FIRE 20/20, I note that your intention is to retire in 2019, would you mind sharing what your asset allocation is? What percent of your assets are currently in bonds? Will you grow this in the next year before retirement? How do you feel about seeing double digit percent growth in stocks if you have significant bond allocation? Sorry for the personal questions, but I have not found anyone else that is pursuing this strategy. Best wishes, ap.
Sorry I missed your post.
My asset allocation is 60% stocks, 40% bonds. This is not in Kitces' sweet spot, but he makes some simplifying assumptions (related to future income like SS, pensions, inheritance, and part time work) that don't apply to me. I don't know if I will adjust the allocation before retirement. I just learned about Kitces' work in this area about a year ago, and I waited until around March or April of this year to make the move. I was hesitant to change my approach significantly until I had thought it through and done more research. After doing that research, making a lot of CFireSim runs on my own, and talking about goals with my partner, etc. we decided to make the move.
As for the question about how I'll feel when we see double digit percentage growth in stocks, I'm ok with that. The way I see it, I'm making the best decision I can given the information I have. Based on the analysis I have done, a rising equities glidepath reduces the chances of the worst possible outcome (sequence of returns risk) while taking as its price a reduction in something I don't care about (maximum peak wealth at the end).

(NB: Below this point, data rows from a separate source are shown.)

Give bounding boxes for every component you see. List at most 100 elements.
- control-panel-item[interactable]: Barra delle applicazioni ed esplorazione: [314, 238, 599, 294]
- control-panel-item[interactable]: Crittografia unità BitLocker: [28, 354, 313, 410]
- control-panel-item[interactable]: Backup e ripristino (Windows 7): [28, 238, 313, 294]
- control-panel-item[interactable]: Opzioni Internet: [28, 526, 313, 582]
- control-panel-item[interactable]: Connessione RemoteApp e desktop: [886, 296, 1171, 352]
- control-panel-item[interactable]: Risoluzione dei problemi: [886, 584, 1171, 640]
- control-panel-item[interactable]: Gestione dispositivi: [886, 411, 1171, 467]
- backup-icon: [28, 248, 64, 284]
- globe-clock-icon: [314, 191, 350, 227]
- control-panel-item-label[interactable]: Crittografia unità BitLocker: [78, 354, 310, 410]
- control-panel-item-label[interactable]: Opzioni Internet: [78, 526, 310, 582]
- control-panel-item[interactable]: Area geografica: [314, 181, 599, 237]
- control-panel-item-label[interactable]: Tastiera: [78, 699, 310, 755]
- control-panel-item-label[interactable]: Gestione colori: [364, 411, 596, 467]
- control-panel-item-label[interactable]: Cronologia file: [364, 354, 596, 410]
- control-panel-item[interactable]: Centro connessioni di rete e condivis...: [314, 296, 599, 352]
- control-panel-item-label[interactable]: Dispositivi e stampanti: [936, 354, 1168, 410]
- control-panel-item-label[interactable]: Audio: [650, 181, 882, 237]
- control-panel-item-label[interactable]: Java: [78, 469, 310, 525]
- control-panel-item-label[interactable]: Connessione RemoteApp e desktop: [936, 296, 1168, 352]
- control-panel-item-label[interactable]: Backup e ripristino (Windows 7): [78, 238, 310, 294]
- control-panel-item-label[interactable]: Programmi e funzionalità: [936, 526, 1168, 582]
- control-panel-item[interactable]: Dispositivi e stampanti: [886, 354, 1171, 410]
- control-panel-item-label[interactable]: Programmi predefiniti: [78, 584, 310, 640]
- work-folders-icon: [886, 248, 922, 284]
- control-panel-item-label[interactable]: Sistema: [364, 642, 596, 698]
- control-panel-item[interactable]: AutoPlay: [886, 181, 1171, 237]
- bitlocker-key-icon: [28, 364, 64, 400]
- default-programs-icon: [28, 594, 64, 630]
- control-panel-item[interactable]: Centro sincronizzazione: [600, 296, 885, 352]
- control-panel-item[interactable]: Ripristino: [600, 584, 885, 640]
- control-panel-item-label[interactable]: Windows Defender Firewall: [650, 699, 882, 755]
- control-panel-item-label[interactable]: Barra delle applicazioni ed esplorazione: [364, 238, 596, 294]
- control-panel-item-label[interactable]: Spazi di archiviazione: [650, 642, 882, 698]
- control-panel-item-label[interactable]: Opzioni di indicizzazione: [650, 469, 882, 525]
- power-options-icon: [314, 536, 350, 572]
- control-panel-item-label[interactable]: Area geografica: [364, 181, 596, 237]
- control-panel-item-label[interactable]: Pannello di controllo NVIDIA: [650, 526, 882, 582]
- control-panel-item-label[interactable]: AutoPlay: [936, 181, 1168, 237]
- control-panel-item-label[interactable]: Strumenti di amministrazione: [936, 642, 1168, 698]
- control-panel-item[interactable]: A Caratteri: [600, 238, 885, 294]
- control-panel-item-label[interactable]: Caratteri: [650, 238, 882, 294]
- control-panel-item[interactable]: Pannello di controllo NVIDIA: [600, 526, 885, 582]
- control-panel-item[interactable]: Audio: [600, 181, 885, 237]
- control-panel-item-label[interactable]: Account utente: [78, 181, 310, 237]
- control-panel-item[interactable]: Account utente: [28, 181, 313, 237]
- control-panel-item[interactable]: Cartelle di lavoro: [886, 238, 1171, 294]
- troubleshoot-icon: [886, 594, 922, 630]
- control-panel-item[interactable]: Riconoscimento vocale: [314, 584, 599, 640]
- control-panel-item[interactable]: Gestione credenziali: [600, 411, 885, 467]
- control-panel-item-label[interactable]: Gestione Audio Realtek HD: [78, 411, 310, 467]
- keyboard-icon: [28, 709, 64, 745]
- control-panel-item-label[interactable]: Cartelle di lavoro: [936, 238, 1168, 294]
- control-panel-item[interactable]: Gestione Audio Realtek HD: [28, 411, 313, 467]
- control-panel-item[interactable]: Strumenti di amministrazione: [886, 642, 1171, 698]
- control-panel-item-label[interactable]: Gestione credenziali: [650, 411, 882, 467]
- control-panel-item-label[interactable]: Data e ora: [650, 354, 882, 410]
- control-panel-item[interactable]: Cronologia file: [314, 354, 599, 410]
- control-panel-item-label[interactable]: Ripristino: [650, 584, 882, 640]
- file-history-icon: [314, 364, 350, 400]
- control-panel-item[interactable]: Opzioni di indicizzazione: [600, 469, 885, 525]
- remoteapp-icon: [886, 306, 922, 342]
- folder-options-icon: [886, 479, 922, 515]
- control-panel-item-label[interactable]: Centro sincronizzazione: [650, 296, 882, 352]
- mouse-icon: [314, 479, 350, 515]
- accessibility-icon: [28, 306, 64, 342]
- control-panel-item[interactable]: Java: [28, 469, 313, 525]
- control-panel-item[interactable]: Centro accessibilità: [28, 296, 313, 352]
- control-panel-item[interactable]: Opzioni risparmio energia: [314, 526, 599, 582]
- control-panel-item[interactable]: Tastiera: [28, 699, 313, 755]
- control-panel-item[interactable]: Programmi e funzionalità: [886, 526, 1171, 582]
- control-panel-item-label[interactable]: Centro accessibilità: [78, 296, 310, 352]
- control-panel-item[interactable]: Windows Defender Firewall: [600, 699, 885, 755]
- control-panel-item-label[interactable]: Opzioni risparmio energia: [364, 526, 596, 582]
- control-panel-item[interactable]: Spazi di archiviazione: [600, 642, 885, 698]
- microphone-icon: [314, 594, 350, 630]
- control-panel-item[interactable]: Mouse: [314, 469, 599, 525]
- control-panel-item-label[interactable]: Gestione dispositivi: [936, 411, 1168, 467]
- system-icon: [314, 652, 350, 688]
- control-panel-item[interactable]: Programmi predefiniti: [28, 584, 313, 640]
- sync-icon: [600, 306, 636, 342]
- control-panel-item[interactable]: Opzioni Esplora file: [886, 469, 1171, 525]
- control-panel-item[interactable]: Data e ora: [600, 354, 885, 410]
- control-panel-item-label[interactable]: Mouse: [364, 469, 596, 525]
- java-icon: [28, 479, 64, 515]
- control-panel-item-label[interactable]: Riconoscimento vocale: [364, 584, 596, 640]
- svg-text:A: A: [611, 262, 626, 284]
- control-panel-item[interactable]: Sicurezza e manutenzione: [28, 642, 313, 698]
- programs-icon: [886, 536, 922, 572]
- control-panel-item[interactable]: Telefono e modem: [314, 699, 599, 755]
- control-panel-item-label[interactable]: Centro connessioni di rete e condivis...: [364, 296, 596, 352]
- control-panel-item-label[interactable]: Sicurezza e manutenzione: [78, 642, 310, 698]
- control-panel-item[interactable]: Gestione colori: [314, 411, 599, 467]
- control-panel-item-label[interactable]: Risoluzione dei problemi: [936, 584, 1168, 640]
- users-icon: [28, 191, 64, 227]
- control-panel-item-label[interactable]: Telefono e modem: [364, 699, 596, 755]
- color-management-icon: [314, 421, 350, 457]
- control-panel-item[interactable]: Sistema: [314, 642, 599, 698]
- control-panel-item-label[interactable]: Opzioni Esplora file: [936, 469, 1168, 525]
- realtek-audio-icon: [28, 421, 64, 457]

Part of the reason I am confident in maintaining my equanimity is that most of my career has included analysis of stochastic processes via modeling and simulation. It's not in the area of finance, but I think it's given me a comfort level in making decisions when the future outcome is determined in large part by randomness (or at least unpredictability). At work I often make the best possible decision given the available data but still see the undesirable outcome occur. I think that experience allows me to view my finances somewhat dispassionately.